Psychological Distress in Patients with Cancer Warrants Attention
San Diego, CA—The National Comprehensive Cancer Network (NCCN) estimates that at least 33% of patients with cancer have significant psychological distress, and many patients have some levels of distress. High levels of distress are associated with negative outcomes from cancer treatment. The psychological well-being of patients with cancer has been less well-studied than the effects of treatments, but recently, more attention is focused on the “whole patient.”
Two studies presented at the 2017 American Society for Radiation Oncology annual meeting focus on this subject. One study showed that significant levels of distress are associated with more missed medical appointments and more hospital admissions than lower levels of distress. A second study showed that 75% of patients with cancer who were diagnosed with depression had not been previously diagnosed with depression, suggesting that better mental health screening is needed for patients with cancer.
The first study included 54 patients who received external beam radiation with curative intent for 1 year, from 2015 to 2016. The average patient age was 59 years, and 58% of patients were males. The investigators used the NCCN Distress Thermometer to assess patients’ levels of distress. This brief instrument is similar to the visual analog pain scales ranging from 0 = no pain, to 10 = extreme pain, but measures distress levels. Overall, 15% of patients reported severe distress levels (scores, 7-10), 29% reported moderate distress levels (scores, 4-6), 29% reported low distress levels (scores, 1-3), and 25% reported no distress.
Patients with higher distress levels were more likely to miss appointments for radiation therapy than patients with lower distress levels: 57% of patients with severe distress scores missed at least 1 appointment compared with 18% of those with lower distress levels (P <.01).
Hospital admission during treatment was also more common in patients with higher distress levels than in patients with lower distress levels. Of the patients with higher distress levels, 50% were admitted to the hospital compared with 11% for those with lower distress levels (P <.01).
“Our study demonstrates an association between distress and radiotherapy-specific outcomes, adding to the growing body of evidence emphasizing a need for an interdisciplinary approach to cancer care,” said lead investigator Justin Anderson, a medical student at Virginia Commonwealth University School of Medicine, Richmond.

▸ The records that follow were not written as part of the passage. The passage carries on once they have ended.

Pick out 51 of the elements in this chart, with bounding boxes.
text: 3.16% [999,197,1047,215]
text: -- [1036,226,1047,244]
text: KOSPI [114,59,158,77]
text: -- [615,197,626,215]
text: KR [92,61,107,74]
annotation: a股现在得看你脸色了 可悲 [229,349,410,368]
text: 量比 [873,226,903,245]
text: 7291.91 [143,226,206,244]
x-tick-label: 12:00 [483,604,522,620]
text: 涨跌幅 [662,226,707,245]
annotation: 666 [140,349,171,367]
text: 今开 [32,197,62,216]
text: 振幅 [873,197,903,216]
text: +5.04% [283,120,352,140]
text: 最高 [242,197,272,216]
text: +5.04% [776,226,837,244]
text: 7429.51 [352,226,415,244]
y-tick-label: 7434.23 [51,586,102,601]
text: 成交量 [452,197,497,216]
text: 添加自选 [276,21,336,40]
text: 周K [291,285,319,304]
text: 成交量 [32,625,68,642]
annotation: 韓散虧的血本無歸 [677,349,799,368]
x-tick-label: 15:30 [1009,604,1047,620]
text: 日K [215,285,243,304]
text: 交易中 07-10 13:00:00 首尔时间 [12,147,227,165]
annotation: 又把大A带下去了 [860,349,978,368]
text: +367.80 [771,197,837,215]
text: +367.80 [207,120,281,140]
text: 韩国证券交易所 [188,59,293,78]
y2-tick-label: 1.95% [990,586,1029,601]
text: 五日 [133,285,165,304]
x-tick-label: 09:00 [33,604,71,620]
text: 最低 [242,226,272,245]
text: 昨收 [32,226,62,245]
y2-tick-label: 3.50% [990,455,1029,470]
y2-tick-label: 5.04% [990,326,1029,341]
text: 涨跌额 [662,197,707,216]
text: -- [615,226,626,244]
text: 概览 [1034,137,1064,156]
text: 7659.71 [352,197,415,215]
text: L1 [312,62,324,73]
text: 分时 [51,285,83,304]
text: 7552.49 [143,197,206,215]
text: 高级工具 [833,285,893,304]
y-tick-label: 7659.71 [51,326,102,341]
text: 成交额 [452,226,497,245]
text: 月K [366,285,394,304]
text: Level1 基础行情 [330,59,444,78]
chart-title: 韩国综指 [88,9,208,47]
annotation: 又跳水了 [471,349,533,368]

Looking at the contribution of demographic and disease factors associated with distress, cancer stage was the only factor positively associated with distress. Each increase in cancer stage was associated with an average increase of 0.8 points on the distress score (P <.05).
“These findings underscore the importance of devising treatment plans that address mental well-being and are unique to each patient’s individual needs. For example, if a patient is experiencing severe distress—and is therefore at higher risk of missing appointments or being admitted to the hospital—we can offer transportation or housing support,” said Mr Anderson.
Depression is 2 to 3 times more common in patients with cancer than in the general population, yet it often goes undiagnosed. A study at an urban cancer center showed that 3 of 4 patients with cancer diagnosed with depression had not been previously diagnosed as depressed.
The study included 400 patients with cancer who received treatment at the University Hospital Cancer Center in Newark, NJ, between 2013 and 2016. Of these, 40% of patients were diagnosed with depression, which is nearly twice as high as estimates of depression among patients with cancer from the National Cancer Institute (ie, 15%-25%). Among patients who were diagnosed with depression, 75% were diagnosed for the first time.
Depression was more likely to occur among female than male patients (47% vs 32%, respectively; P = .007) and in patients with disability who were unable to work versus those who were able to work (48% vs 33%, respectively; P = .005). The rate of depression did not differ according to racial or ethnic group.
Even among patients who were not previously diagnosed with depression, female sex and the inability to work were associated with depression (43% of females vs 29% of males; P = .02; 43% of patients unable to work vs 31% of patients able to work; P = .03).
“Our findings point to a clear need for action, including depression screening during initial and continuing patient visits, initiation of mental health treatments for identified patients, and increased collaboration with mental health providers in cancer treatment centers,” said lead investigator Jason D. Domogauer, MD/PhD candidate, Department of Radiology, Rutgers University New Jersey Medical School, Newark. “These findings are particularly important for urban centers and females, and those who are disabled due to cancer,” he said.